With not a drop of fuel, a solar-powered plane completed the first leg of its historic cross-country flight, a 19-hour trip from California to Arizona, touching down at Phoenix's Sky Harbor International Airport on Saturday (May 4) at 4:30 a.m. EDT (1:30 a.m. PDT).

The solar-powered aircraft, named Solar Impulse, had taken off from Moffett Airfield near San Francisco, Calif., at 9:12 a.m. EDT (6:12 a.m. PDT) on Friday (May 3).

Solar Impulse is the first aircraft capable of flying day and night without using any fuel. The plane relies solely on its solar panels and onboard batteries for power. During today's flight, the aircraft is expected to reach a cruising altitude of 21,000 feet (6,400 meters). [Images: Cross-Country Flight in a Solar-Powered Plane]

Piloting the Impulse

Solar Impulse founders Bertrand Piccard and André Borschberg will alternate piloting the single-seater plane over the five legs of the journey. Piccard was at the controls for today's takeoff from California. Piccard took the first leg of the flight.

Solar Impulse flies over the runway at Moffett Airfield in California shortly after takeoff on May 3, 2013.
Solar Impulse flies over the runway at Moffett Airfield in California shortly after takeoff on May 3, 2013.
Credit: Solar Impulse

For Piccard, being able to make the cross-country flight with zero fuel has been a decade-long dream.

"We want to promote the clean technologies that are so important for our world," Piccard told LiveScience from the cockpit of Solar Impulse, as the plane flew over Fresno, Calif., at an altitude of 12,000 feet (3,650 meters). "This is an exciting vision."

In mid-May, the ultra-lightweight plane will begin the second leg of its trip, taking off in Phoenix and landing in Dallas, Texas. Toward the end of May, Solar Impulse will depart for St. Louis, Mo.; the fourth leg will take the plane from St. Louis to Washington, D.C.; and the fifth and last leg will end in New York City in late June or early July.

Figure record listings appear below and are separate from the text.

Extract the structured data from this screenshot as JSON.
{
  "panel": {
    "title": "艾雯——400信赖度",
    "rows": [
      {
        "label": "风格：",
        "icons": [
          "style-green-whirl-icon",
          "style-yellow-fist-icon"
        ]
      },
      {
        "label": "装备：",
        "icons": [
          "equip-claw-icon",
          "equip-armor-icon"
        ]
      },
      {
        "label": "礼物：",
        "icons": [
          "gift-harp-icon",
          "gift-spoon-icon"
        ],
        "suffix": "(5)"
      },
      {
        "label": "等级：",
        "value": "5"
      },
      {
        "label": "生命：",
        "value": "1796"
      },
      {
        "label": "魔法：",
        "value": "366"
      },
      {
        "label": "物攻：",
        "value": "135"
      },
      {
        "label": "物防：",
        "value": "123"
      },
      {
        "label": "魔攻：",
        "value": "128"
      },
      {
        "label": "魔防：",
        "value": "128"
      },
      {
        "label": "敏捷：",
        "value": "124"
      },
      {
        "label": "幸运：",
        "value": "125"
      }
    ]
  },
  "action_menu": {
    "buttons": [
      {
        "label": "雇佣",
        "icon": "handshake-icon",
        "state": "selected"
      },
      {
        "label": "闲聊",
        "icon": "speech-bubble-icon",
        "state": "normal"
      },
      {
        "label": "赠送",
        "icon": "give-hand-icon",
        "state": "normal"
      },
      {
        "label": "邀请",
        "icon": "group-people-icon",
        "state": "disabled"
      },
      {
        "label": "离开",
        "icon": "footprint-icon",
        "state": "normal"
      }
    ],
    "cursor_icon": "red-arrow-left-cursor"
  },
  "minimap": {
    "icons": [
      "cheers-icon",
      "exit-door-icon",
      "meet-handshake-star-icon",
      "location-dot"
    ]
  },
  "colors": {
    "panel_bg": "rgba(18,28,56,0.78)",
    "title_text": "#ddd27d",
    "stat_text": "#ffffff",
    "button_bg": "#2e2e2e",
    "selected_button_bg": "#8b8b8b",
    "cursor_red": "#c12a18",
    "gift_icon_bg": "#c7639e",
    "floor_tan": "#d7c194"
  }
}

Each leg of the Solar Impulse expedition will be streamed live, with a video feed that includes information on the airplane's position, altitude and speed, as well as camera views from inside the cockpit and from Solar Impulse's mission control center in Switzerland. [WATCH LIVE: Streaming Video of the Solar Impulse Flight]

Spreading the message

Solar Impulse's cross-country trip is part of an initiative called "Clean Generation," which aims to promote clean technology efforts around the world. The program already has several high-profile backers, including Hollywood director James Cameron, former Apollo astronaut Buzz Aldrin, environmentalist and former U.S. Vice president Al Gore, and British entrepreneur Richard Branson.

The goal, however, is to increase support for the initiative throughout Solar Impulse's coast-to-coast flight. People can sign up on the Solar Impulse website to join the movement, and the names of all supporters are being carried on the plane as virtual passengers on a USB drive.

Piccard hopes to add more and more names to the list at each stopover city on Solar Impulse's cross-country trip.

"When we take off from Phoenix to Dallas, I hope we will have even more people," he said.

While Piccard said the technology is not advanced enough yet for commercial flights in the near future, Solar Impulse's cross-country jaunt demonstrates the enormous potential for using solar technology (and other renewable energy sources) in other aspects of our everyday lives, such as powering office buildings or homes.